Bu sefer iki Cadı Valencia'nın kolunu tutmuş ona hiç bir söz hakkı vermeden yürütmeye başlamışlardı.

"Bırakın beni!" diye bağırdı Valencia.

Cadılar onu daha sıkı tutmuş bu sefer resmen sürükleyerek götürüyorlardı.

"Ayağa kalk adam akıllı yürü!" dedi Cadılardan birisi.

Valencia'nın artık dayanacak gücü kalmadığı için onu onayladı ve birlikte yürümeye başladılar.

Ama bir plan yapıp kaçması gerektiğini düşünüyordu.

Tekrar deneyecekti tekrar tekrar ve tekrar.
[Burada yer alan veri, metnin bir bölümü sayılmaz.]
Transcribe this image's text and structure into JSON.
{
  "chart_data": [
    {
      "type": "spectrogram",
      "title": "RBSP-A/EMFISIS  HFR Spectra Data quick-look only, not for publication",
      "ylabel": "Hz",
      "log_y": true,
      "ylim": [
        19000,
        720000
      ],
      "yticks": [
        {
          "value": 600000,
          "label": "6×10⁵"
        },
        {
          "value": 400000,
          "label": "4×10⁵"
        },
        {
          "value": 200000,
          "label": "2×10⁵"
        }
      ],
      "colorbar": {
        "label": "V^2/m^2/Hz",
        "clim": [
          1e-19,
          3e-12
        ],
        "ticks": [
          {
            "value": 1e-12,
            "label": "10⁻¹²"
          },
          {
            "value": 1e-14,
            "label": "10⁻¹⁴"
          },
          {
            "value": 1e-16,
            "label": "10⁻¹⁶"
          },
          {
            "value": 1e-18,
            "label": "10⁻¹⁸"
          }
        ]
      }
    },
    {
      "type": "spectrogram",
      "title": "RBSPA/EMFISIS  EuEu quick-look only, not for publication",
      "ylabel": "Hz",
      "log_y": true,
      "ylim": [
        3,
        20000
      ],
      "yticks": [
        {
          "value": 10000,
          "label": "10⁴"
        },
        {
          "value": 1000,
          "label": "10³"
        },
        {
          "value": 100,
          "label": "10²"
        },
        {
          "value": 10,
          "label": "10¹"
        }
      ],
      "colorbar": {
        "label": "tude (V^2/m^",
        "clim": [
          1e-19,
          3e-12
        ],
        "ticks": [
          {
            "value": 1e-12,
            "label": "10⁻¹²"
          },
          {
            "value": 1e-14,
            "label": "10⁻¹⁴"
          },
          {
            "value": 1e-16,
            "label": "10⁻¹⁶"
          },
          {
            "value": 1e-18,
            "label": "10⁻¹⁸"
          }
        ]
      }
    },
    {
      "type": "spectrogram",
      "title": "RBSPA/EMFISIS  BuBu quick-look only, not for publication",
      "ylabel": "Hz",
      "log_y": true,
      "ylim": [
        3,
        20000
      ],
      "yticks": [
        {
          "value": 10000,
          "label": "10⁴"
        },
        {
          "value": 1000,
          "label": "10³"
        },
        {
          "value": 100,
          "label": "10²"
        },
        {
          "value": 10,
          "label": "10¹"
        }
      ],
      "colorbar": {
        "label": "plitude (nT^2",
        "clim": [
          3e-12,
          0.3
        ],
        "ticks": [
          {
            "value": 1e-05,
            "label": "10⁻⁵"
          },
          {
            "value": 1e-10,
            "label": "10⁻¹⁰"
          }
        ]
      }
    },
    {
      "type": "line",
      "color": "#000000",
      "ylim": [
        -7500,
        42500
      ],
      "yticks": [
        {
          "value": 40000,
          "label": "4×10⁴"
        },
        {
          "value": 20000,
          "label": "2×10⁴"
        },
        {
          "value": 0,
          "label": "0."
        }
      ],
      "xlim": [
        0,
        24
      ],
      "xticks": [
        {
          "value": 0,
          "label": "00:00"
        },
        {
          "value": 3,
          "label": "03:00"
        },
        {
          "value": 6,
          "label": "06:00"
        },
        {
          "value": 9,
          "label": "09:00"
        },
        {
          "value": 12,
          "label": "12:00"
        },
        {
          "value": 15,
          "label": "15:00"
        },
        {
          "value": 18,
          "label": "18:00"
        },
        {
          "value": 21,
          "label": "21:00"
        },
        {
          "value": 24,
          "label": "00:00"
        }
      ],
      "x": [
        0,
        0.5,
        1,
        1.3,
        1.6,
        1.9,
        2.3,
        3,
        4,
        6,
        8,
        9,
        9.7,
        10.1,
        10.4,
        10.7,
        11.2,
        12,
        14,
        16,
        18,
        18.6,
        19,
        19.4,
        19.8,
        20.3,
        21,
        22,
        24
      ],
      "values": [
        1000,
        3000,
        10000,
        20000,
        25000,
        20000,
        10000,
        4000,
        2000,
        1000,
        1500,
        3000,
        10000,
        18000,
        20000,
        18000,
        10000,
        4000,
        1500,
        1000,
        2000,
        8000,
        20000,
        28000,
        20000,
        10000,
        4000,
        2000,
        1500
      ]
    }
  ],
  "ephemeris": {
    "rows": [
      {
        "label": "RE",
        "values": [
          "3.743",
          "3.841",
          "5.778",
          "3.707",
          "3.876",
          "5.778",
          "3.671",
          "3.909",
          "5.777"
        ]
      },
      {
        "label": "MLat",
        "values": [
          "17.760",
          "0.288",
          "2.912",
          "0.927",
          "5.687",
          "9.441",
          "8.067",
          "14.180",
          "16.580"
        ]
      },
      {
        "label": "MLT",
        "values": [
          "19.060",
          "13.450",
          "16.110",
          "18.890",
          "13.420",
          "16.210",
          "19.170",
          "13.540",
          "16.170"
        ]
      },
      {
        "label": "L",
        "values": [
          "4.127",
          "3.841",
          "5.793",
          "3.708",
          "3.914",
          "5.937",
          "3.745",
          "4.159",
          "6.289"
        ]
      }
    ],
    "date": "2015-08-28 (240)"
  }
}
Zaman su gibi akıp geçerken Lucas artık sinirden çıldırmak üzereydi.

Kral Leroy kızının başına bir şey geldiğini sonunda anlamış ve çevreye araması için muhafızlar göndermişti.

"Sana dedim onun başına bir şey gelmiştir dedim!" diyerek Kral Leroy'a bağırdı Lucas.

Kral Leroy Lucas'ı haklı bulduğu için bir şey demedi. Sustu ve eşi Perla'yı izledi.

Kral Leroy her ne kadar dik durmaya çalışsa da o da üzülüyordu. Kaybolan ya da kaçırılan onun kızıydı. Ve eğer kızına bir şey olursa Lucas'ın onunla ömür boyu konuşmayacağını, Kraliçe Perla ile de eskisi kadar yakın olamayacağını biliyordu.

Kapı önce tıklandı sonra da içeriden hiç bir ses beklemeden hızla açılıp içeriye bir muhafız girdi.

"Kral Leroy, efendim kızınız Varis Valencia'yı hiç bir yerde bulamıyoruz. Bütün Krallıklara haber saldık ama orada da bulan yok. Geriye tek bir seçenek kalıyor. Cad-" diyordu ki lafını böldü Lucas.

"Ne demek bulamıyoruz! Sen ne dediğinin farkında mısın?!" diye bağırdı Lucas.

Muhafız kafasını yer eğdi ve konuştu.

"Varis Lucas elimizden geleni yaptık. Ama bulamıyoruz."

Lucas'ın üzüntüsü ve siniri yavaş yavaş çaresizliğe dönüşüyordu. Valencia onun için her şey demekti ve ona bir şey olursa suçsuz olmasına rağmen kendini affetmezdi.

"O zaman tek bir seçenek kaldı, Cadıların ve Büyücülerin bölgesine gidiyoruz." dedi Kral Leroy.

Kral kendinden çok emin konuşsa da içinde bir yerde ona kızını bulamayacağını hissettiren bir şey vardı.